Under the recently released proposal, the indoor heat illness regulations and its accompanying mandates would be triggered anytime a work area reaches 87 degrees. While this may seem reasonable for certain industrial areas where they are manufacturing products under high heat, it does not seem as reasonable when applied to a regularly air conditioned office building. For example, on the weekends when an office building is generally vacant, the air conditioning is usually turned off to save on energy costs, and during the summer months, can potentially reach 87 degrees. If one worker enters the building to pick up a file, letter, or even work for a limited time period, the employer would now be covered under the indoor heat illness regulations. Similarly, as defined in the proposal, an “indoor” work area could also include a vehicle that is equipped with air-conditioning. If the interior of the car reaches 87 degrees or higher simply because the employee parked it in the sun during lunch hour and then got in without airing it out first, the employer would be covered under the indoor heat illness regulations.
Once triggered, the indoor heat illness regulations require an employer to take all sorts of measurements and temperatures including the air temperature, humidity, radiant heat, conductive heat, and air movement. Pretty sure most employers in a regularly air conditioned office building would not have the first idea of how to measure air movement or radiant heat. And what the heck is conductive heat?

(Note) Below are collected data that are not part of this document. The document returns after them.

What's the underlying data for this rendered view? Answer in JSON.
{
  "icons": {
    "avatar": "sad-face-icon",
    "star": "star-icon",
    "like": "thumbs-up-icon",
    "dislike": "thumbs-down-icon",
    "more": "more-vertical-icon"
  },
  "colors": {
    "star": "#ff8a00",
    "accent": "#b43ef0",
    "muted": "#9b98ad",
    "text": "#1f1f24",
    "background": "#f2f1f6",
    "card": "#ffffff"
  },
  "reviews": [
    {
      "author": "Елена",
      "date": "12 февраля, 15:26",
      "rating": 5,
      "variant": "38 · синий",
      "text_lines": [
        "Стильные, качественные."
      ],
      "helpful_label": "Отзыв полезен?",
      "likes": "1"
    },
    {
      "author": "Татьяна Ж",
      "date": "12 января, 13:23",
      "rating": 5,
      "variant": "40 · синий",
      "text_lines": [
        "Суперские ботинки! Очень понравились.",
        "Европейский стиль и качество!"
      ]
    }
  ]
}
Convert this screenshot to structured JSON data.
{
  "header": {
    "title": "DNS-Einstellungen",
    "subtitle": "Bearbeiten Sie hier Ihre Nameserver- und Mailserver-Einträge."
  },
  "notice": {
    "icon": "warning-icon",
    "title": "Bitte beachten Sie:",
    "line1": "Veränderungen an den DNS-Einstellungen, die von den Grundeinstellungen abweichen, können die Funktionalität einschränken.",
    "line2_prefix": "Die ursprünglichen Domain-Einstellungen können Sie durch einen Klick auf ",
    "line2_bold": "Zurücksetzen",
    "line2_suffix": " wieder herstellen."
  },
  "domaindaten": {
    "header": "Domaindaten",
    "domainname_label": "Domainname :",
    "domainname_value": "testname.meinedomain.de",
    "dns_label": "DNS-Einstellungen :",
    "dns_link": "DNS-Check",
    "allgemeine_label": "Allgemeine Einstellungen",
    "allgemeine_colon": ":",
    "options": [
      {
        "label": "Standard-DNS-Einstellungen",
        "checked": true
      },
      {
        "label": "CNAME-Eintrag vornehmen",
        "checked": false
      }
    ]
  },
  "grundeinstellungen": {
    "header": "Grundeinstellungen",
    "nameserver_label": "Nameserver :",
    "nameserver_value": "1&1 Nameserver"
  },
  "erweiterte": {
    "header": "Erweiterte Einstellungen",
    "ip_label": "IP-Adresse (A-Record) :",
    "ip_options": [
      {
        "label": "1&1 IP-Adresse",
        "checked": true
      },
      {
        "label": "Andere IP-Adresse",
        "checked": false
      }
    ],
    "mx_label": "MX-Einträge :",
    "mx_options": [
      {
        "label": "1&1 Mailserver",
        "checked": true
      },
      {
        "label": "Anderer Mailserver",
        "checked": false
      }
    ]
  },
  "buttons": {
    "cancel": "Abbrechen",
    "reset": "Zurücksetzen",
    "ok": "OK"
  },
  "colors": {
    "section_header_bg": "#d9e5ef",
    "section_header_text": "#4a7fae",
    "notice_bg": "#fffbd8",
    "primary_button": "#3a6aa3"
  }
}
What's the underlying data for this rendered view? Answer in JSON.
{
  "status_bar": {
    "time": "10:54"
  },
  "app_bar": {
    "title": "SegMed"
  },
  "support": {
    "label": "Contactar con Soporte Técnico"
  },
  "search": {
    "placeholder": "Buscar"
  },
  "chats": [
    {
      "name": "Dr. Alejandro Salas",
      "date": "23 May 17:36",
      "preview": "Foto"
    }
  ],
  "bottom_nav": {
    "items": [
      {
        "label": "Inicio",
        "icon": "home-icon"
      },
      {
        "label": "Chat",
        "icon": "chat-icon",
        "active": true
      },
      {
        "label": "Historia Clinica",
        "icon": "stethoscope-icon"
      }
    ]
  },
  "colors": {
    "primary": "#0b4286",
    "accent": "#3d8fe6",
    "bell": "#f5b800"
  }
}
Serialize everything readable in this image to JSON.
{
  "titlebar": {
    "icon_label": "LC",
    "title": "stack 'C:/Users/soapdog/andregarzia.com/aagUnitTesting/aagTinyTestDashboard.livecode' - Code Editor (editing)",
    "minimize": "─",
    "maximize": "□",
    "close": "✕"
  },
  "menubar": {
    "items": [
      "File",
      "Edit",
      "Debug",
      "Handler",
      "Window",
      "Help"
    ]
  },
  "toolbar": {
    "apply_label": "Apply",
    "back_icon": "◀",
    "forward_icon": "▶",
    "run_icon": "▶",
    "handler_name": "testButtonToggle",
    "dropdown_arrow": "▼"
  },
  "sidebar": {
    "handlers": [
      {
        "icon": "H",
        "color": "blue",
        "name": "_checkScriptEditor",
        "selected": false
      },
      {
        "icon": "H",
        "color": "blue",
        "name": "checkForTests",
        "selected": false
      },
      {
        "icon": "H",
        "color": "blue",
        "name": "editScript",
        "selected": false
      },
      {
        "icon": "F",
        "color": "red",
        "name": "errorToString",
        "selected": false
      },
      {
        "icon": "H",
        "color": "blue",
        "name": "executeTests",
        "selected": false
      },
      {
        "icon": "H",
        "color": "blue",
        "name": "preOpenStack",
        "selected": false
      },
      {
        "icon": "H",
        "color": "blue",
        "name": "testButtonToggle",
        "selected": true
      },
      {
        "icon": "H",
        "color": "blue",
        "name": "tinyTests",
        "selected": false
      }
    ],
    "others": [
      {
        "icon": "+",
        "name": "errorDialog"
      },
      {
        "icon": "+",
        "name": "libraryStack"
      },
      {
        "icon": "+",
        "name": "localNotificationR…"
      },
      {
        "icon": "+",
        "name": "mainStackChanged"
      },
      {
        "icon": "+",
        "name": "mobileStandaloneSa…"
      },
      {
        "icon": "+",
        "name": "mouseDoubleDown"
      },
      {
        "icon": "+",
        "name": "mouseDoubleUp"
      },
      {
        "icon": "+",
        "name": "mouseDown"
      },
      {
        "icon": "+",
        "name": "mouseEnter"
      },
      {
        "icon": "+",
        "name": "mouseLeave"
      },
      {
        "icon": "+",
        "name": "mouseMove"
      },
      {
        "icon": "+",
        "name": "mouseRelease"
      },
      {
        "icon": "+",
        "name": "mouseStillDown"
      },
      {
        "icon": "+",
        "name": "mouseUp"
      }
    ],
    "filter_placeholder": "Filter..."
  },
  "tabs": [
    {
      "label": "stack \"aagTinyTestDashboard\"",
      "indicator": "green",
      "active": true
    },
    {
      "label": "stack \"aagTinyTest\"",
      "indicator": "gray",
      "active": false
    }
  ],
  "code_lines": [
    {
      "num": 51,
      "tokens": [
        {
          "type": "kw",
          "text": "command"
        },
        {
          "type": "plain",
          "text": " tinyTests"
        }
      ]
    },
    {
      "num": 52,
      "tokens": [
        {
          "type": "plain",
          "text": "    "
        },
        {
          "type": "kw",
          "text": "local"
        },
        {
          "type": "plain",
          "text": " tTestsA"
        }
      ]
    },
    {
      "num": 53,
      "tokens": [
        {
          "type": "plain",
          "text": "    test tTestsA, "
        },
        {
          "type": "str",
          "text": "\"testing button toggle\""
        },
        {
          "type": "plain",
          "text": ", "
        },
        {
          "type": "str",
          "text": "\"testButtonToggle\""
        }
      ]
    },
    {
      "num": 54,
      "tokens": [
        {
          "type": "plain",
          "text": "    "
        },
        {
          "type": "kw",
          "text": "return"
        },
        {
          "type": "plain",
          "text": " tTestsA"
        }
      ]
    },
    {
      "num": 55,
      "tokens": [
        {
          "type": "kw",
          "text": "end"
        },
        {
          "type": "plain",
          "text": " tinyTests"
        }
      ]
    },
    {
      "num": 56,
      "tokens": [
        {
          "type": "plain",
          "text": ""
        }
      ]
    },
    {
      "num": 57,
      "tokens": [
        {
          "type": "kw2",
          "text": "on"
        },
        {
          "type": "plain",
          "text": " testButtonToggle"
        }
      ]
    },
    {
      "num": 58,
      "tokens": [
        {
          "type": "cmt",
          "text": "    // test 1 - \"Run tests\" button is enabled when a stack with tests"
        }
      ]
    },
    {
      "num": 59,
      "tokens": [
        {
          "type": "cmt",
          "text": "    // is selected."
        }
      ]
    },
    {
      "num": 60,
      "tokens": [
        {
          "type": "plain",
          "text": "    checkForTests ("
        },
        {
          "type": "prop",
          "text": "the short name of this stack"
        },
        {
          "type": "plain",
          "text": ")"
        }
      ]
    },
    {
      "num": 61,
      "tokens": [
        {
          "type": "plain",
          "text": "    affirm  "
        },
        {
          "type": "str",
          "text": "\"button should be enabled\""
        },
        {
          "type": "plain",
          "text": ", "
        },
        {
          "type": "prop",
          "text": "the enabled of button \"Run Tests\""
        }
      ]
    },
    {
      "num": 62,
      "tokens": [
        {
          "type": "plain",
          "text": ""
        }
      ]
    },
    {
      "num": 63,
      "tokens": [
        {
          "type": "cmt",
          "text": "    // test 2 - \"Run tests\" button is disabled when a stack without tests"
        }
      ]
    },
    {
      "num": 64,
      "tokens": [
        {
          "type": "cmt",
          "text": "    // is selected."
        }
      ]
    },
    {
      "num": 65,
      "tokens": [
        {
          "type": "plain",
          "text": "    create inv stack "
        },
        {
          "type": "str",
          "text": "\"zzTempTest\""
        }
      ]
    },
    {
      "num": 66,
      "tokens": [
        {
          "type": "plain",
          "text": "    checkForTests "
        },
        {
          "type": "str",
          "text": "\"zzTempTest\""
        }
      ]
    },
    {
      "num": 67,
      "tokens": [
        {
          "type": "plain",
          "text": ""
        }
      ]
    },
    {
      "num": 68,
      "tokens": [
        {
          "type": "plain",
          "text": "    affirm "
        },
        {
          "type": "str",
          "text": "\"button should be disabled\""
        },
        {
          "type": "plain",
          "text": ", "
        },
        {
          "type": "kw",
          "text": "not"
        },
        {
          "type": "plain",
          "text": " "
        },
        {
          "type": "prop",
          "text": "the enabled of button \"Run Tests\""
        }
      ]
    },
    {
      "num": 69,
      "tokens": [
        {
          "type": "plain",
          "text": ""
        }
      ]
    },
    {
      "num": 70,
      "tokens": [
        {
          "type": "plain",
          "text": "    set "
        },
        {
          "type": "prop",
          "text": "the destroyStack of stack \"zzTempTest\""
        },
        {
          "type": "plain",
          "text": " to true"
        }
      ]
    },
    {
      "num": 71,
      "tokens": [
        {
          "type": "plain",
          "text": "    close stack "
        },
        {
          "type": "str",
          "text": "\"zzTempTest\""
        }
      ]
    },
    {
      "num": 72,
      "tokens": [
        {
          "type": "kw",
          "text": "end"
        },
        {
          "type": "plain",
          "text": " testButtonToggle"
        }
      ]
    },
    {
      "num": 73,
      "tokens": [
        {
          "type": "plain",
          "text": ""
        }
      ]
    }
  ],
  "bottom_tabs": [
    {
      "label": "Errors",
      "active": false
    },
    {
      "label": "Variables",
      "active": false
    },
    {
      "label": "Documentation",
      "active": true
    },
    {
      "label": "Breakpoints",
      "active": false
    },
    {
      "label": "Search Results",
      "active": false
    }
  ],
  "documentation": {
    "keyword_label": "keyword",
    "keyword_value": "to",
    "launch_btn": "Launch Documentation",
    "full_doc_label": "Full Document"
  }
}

After taking these measurements, an employer would then have to implement engineering and administrative controls to reduce the indoor temperature to less than 87 degrees as well as make sure there is a cool down area that is exclusively used for allowing employees to cool down and is always maintained at a temperature of less than 82 degrees.
The indoor heat illness regulations also require training, evaluation of employee clothing, document retention, access to water, and monitoring of employees. It’s a lot. Especially for work areas that have regular access to air conditioning and do not pose even close to the same risk level of heat exposure as working outside in the fields during the high heat of summer. California is always a leader in the labor and employment arena, but this may be an area where it needs to turn down the heat on employers and narrow the proposal to address any actual risk of heat exposure indoors.